There was even an announcement about a pending release of "Johnny Guitar," but so far it hasn't happened. What HAS happened - and this appears to be official - is at long last a DVD (and Blu-ray!) version of John Huston's 1950 classic, "The African Queen." Which means you no longer have to go back and forth about whether or not to snag that weird Chinese import version from the Amazon marketplace. My heart began a-fluttering a month or so ago, when I got a long-awaited e-mail from Amazon telling me that the film had been finally announced for release. Then it disappeared again. And now it finally has a street date, and will be arriving in stores, in my mailbox and hopefully in yours on February 23, according to Blu-ray.com. And since it took so long to finally get this fucking movie out, it'll be on Blu-ray, too! (The same thing happened with "Kiss of the Spider Woman" last year.)

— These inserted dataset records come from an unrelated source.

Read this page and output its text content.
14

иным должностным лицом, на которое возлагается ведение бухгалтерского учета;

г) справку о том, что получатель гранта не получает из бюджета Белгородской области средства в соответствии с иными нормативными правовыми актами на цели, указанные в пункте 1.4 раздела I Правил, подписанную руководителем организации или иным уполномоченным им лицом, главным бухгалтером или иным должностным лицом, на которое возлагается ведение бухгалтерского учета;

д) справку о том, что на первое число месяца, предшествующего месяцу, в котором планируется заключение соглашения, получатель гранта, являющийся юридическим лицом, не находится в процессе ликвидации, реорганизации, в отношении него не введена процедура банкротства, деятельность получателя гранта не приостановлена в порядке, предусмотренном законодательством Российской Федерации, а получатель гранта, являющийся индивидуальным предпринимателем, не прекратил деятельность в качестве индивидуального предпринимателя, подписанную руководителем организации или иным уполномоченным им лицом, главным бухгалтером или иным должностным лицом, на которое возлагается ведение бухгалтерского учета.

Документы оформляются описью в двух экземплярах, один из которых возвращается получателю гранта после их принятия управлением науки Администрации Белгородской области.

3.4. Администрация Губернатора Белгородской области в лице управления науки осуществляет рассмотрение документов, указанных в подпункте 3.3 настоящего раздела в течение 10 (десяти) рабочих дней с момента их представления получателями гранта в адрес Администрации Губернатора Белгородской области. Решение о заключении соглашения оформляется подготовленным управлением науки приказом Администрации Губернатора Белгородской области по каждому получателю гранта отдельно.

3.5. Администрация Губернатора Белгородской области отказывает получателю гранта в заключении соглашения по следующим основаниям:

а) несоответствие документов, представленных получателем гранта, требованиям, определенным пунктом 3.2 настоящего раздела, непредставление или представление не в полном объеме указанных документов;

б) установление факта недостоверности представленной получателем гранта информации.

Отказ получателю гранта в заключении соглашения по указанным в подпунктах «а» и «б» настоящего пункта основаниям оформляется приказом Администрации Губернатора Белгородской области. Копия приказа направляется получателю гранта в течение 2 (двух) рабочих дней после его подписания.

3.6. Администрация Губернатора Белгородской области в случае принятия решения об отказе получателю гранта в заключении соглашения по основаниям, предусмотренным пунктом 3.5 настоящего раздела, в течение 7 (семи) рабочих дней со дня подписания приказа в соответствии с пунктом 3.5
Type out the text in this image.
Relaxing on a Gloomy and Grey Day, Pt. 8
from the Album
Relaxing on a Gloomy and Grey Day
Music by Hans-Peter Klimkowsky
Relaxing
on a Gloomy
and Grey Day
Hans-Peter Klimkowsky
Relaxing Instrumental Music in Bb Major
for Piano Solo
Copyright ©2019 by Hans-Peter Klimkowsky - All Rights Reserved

This comes on the heels of the disastrous DVD of another Huston classic, his final film, "The Dead." It was finally released a few months back, 22 years after its release, but with 10 minutes - or about 11 percent of the film - just gone. According to this DVD review, Lionsgate issued an apology and re-released a corrected version on November 23. So all appears to be in order.

The only thing more exciting would be a wandering archaeologist-cum-good samaritan traversing some exotic locale and unearthing both the original cut of "The Magnificent Ambersons" and the full 8-hour version of "Greed."

(Hey, a guy can dream, right?)

I'll also still be holding out hope for "Celine and Julie Go Boating," John Sayles' "City of Hope" and Soderbergh's two post-"sex, lies and videotape" films that have all but disappeared, "Kafka" and "King of the Hill" (NOT an animated television program about rednecks, fyi) - because DVD releases of those four will finally give me a chance to see them.

Only then will The Mathews Effect be (nearly) complete.

Then again, I've only mentioned movies in this post - don't even get me started on one of the greatest television shows of all-time, "The Wonder Years," still not being fucking available on fucking DVD because of fucking music rights. I promise, Fox Home Video, if I had a couple million to help you cover all the costs, I'd give it to you. Do you take a check?